Happy birthday to us!

When it all began is easy enough seeing as we’re celebrating the 75th birthday of the club today (June 3rd) as a result of this day in 1946 when Gravesend & Northfleet Football Club was formed as a limited company.

Where it all began is quite another matter, but Gravesend’s Clarendon Royal Hotel is as good a place to start as any.

Opened in 1845 as a hotel on the site of a home built for King James II and later owned by Lord Clarendon, by 1945 the building was run by Joe Davies, chairman of Gravesend United.

Where the seeds of the new club were sown in early 1946 – the Clarendon Royal Hotel. Photo: Historic England Archive

That club had continued to play through the war years at its Central Avenue ground, participating in the Kent Wartime League, and remained solvent as peace arrived in 1945. Local neighbour Northfleet United was in a wholly different state of readiness, however.
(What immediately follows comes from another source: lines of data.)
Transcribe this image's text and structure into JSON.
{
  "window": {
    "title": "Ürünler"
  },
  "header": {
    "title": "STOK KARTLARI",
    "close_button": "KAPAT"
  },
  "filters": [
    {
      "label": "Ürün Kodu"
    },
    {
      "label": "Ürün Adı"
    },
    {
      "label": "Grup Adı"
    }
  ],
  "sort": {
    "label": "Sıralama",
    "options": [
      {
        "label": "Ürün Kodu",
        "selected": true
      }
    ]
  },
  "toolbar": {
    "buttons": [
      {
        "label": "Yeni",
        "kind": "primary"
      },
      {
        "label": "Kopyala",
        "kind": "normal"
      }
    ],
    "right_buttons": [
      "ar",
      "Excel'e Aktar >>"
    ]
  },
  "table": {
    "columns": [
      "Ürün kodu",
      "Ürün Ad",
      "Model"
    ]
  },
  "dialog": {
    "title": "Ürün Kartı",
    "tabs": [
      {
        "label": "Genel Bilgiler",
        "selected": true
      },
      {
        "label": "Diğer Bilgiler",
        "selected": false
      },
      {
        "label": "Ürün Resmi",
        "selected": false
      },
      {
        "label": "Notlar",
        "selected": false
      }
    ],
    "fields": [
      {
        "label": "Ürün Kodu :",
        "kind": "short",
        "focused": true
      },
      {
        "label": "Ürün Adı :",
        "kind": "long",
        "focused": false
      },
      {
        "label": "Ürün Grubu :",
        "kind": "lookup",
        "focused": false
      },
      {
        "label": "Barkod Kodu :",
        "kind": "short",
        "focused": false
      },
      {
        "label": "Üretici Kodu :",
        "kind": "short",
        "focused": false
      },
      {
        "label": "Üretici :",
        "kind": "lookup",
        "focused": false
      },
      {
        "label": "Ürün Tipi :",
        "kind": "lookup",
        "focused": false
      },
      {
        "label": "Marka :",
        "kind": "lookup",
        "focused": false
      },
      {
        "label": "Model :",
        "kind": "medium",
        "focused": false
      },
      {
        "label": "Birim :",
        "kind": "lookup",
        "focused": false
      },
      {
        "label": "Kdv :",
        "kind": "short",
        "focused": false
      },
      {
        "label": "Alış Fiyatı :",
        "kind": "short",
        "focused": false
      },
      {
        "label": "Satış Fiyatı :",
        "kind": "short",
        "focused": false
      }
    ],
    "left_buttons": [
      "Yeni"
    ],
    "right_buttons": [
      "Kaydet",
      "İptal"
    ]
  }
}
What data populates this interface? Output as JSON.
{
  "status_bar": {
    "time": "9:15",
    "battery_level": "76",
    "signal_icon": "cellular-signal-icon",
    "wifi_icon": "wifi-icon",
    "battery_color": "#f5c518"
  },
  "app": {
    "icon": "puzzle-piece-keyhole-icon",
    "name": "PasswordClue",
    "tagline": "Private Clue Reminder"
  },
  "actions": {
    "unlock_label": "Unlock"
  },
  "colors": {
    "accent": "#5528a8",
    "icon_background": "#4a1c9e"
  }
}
Having shut its gates at Stonebridge Road on the outbreak of the conflict in September 1939, the former giants of the Kent League were in a sorry state. Joe Lingham, the man who had helped form the club in 1891 as a player and guided it through one conflict as chairman and later president, had died in 1943. The club’s ground was in disrepair, the pitch hidden beneath a canopy of overgrown weeds and grass, the surface damaged and the only life it had hosted in six years were a few sheep grazing on it.

A merger between Gravesend United and Northfleet United had been discussed, investigated and dismissed to varying degrees on three or four occasions since the 19th century, but never seriously after Gravesend’s period of dormancy from 1914 to 1932.

But in the convivial surroundings of the Clarendon in the immediate aftermath of the Second World War, those ideas were resurrected. Gravesend United had contested the 1945/46 season in the Kent League while national football was still to get fully back to its pre-war state. The club finished a creditable third behind Gillingham and Folkestone with a solid financial footing – but little chance of progress amidst declining support and poor facilities.

Northfleet’s surviving officials, meanwhile, had given idle thought to a return but in July 1945 postponed any decision for a year, citing the fact “the majority of younger supporters are still in service with HM Forces.” The highest-ranking official, club secretary Mr S Levett, had resigned so there was little appetite in Northfleet for a resurrection. Brief discussion had taken place with West Ham about a nursery arrangement similar to Northfleet’s pre-war one with Tottenham, but nothing came of it.

So one Tuesday night in March 1946, local timber merchant Charlie Barton met with Davies at his Clarendon Hotel and together with fellow Gravesend United official Charlie Carter, the trio formed their merger thoughts into a coherent action plan.

Their eyes were on securing Stonebridge Road, with Central Avenue dead in the water as a going concern for anything more than lower-level football. With £1,000 already funded, they sought to gather £2,500 more in the form of £1 shares. Barton was named chairman, with Carter as secretary.

This was announced at a dinner and dance evening at the Clarendon a short time later, with congratulations to the Gravesend officials who had soldiered on during the war years as well as toasts to the success of “the new Gravesend and Northfleet United [sic] Football Club and a first-class team worthy of the district.”

Events accelerated rapidly. Within two months, a five-year lease on Stonebridge Road had been negotiated with owners APCM (Portland Cement) and £1,000 was spent on purchasing from Northfleet United the Main Stand and the smaller ‘Rosherville’ stand opposite, along the roadside.

In early April, Northfleet United officially ceased to exist, its passing confirmed at Factory Hall up the hill from the ground, the scene of so many of that club’s important decisions over the previous half-century. The Kent League was the initial target for the new board, but their ambitions switched quickly to the Southern League. At the end of April, Gravesend manager George Pateman resigned, leaving the directors free to pursue a higher profile manager. By May, Northfleet officials had agreed to a merger and the new club-to-be was announced in the local press.

A band of hardy volunteers cleared the wilderness of a pitch, finding stones, rubble, refuse and even stubborn, thriving bushes and small trees embedded in the ground over the course of six years.

By June it had all come together. The necessary funding and share capital was in place and on June 3rd, 1946, the new company was formed. Gravesend & Northfleet FC was born.

Within a week, it had been accepted into the Southern League and employed a former Scottish international and Chelsea player in Andy Wilson as manager. Trials were arranged to supplement the experienced side Wilson hoped to bring in and, after six years of dormancy in Northfleet, the new club looked ahead with its first season less than three months away.